Nonbank mortgage lender and servicer Mr. Cooper Group reported a net income of $113 million in the third quarter thanks to servicing earnings shining through in a high-interest rate environment. Its profit, however, dropped 25%, offset by lower originations income from the second quarter.
Mr. Cooper had a $56 million pretax operating income in the third quarter of 2022, rising from $17 million in the previous quarter, according to quarterly earnings released Wednesday. The company also posted a $122 million gain, with mark-to-market mortgage servicing rights propelled by rising interest rates and a drop in loan-prepayment speed, which in turn amplified the value of MSRs because they pay out over a more extended period.
“The highlight of the quarter was the strong ramp in servicing earnings, which reflects not only the benefit of higher interest rates, but our industry-leading technology, scale, and process discipline,” said Chris Marshall, vice chairman and president of Mr. Cooper.
In its servicing portfolio, pretax operating income in the third quarter more than doubled to $81 million from the previous quarter’s $30 million due to “higher rates on amortization loan and interest income,” Jay Bray, chairman and CEO of Mr. Cooper, said.
Owned MSRs reached 46.3% of the servicing portfolio mix in the third quarter, compared to 49.5% in the previous quarter. The company acquired $5.9 billion in MSRs in the third quarter and has $6.3 billion in acquisitions closing after the end of the third quarter.
On the origination side, the company’s pretax operating income reached $45 million for the quarter ended in September, representing a 29% decline quarter-over-quarter and a 83.3% drop year-over-year. Mr. Cooper originated $5.7 billion from July to September, down 26.1% compared to the previous quarter and 71.2% compared with the same period in 2021.
Calling it “the most extreme shot the industry has experienced,” with mortgage rates more than doubling year-to-date, Bray noted that the company will realign capacity to a smaller market, hinting of additional layoffs.
Bray added it will “streamline overhead costs where appropriate,” as “the rate and term refinance opportunity is basically non-existent, and now we’re seeing the cash out market coming under pressure, as many of our customers who would like to tap their equity are facing an affordability problem,” he told analysts during the earnings call.
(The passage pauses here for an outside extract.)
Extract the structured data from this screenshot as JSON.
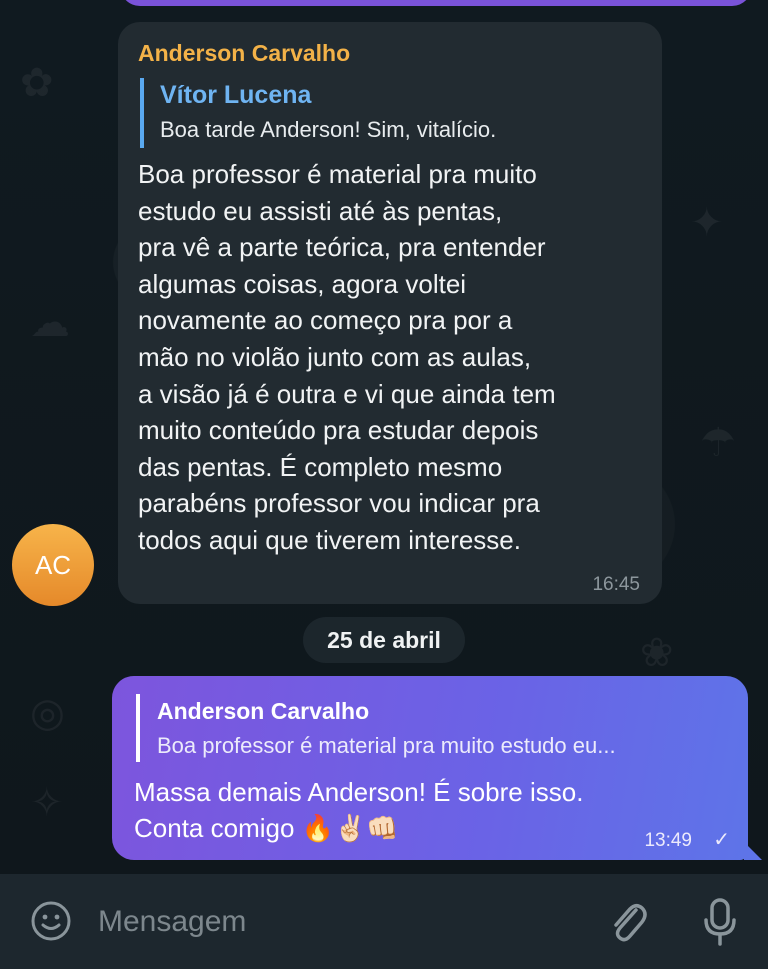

Mr. Cooper announced layoffs of about 420 staff members in the second quarter, in addition to about 250 employees in the first quarter.
The firm ended the third quarter with $854 billion in unpaid principal balance (UPB), a 6.2% increase quarter-over-quarter and 28% year-over-year on strong subservicing growth.
The Dallas-based Mr. Cooper posted a record level of liquidity of about $2.3 billion, which it will use for working capital needs and MSR acquisition, executives said. As of September 31, the firm had $530 million in cash and cash equivalents, up 3% quarter over quarter and down 27.4% year over year. It also repurchased 1.1 million shares for $50 million during the quarter.
Looking forward, the company expects earnings before tax for the origination segment to “roughly break even” as it did in the third quarter. The servicing segment looks promising – it’s projected to generate at least $125 million in servicing income in the fourth quarter, as a function of a better mix of lower amortization and a higher interest income.
“Since our last call, the consensus is now projecting the Fed funds rate reaching nearly 5% in 2023, which is almost 150 basis points higher than where expectations were last quarter. So I describe the outlook for servicing and 2023 as excellent,” Marshall said.
Executives emphasized that its strategy will be to drive down unit costs and invest in automation projects while managing capacity in the short term. Mr. Cooper acquired Right Path in the second quarter and has been investing in project Flash, which automates the middle office processes and continues to reduce costs to originate.
“These investments will help us exit the cycle with a very strong platform and even higher levels of profitability, but in the short term, our priority is managing capacity,” Marshall said.
The company’s stock was trading at $41.65 at about 11 a.m. EST Wednesday, down 6.72% compared to the previous day’s close.